But when we talked over a drink the night before, Mr. McCain grew agitated about the television commercials sponsored by a group of Vietnam veterans who question the war record of Senator John Kerry of Massachusetts, the Democratic presidential nominee, and specifically his entitlement to the medals that he won. He found the advertisements "completely nauseating," Mr. McCain said. . . . Is this really the best we can do, Mr. McCain asked, almost 30 years after the fighting ended? Are we fated to go over this ground again and again, looking backward instead of forward? Won't we ever get over that war? He said he "hated the way this issue is dominating the campaign," and I thought I detected deep frustration that he had managed to do nothing about it.

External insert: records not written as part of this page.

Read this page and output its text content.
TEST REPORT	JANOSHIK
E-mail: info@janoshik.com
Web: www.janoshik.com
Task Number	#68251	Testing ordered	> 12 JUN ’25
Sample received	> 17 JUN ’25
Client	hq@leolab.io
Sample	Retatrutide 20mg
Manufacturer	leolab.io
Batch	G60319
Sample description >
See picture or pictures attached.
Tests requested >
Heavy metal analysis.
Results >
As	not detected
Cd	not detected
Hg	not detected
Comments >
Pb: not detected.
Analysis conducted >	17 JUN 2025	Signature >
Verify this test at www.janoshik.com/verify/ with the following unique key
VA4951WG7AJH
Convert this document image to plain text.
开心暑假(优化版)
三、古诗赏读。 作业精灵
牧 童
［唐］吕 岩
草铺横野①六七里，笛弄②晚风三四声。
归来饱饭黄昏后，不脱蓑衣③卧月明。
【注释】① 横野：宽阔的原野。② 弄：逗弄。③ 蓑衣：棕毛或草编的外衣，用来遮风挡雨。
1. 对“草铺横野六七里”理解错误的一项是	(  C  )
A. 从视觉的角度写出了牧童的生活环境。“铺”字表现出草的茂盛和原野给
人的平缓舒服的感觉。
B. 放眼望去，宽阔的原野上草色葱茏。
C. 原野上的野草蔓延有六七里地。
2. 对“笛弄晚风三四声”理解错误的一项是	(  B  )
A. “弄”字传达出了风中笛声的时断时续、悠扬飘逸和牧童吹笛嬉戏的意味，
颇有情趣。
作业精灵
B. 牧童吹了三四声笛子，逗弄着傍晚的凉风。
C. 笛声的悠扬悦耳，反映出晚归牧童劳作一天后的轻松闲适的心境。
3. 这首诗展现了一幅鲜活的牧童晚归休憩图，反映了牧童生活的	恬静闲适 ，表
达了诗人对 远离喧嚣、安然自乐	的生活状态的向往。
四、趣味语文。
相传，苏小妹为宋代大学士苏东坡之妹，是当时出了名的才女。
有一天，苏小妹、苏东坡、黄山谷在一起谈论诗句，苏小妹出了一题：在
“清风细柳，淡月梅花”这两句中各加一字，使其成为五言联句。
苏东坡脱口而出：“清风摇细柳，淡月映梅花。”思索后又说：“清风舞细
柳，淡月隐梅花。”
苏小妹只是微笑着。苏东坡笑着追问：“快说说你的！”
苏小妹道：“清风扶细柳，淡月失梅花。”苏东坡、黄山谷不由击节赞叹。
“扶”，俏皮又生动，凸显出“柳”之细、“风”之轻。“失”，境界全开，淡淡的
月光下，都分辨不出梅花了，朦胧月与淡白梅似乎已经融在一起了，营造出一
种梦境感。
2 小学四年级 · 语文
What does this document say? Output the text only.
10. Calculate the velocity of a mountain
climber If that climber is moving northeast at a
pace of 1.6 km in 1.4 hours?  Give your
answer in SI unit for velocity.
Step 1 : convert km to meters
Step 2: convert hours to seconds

"If they question Kerry's medals," he said, "they question everybody's medals. All those men who found it so hard to come home, who found so little gratitude for their sacrifices when they got here, are going to feel mistreated again. The families of the people whose names are on the monument in Washington will feel wronged, too. The painful wounds we all worked so hard to close will all be reopened. We've got to get that garbage off the air as soon as we can."
. . .
But Mr. Bush has never specifically condemned the Swift boat commercial, confining himself to a mild statement that Mr. Kerry served honorably. Mr. McCain's comments on Sunday night were so much more vehement than any I had heard him make before that I asked him whether he thought the president had acted sufficiently boldly on the issue of the commercials. Not yet, he said. In that case, would he bring the matter up again with Mr. Bush?
"Yes, I will," he said, "probably this week, but not in quite the same terms. You and I were there, and he wasn't, and he's the president of the United States, and he is entitled to be treated respectfully."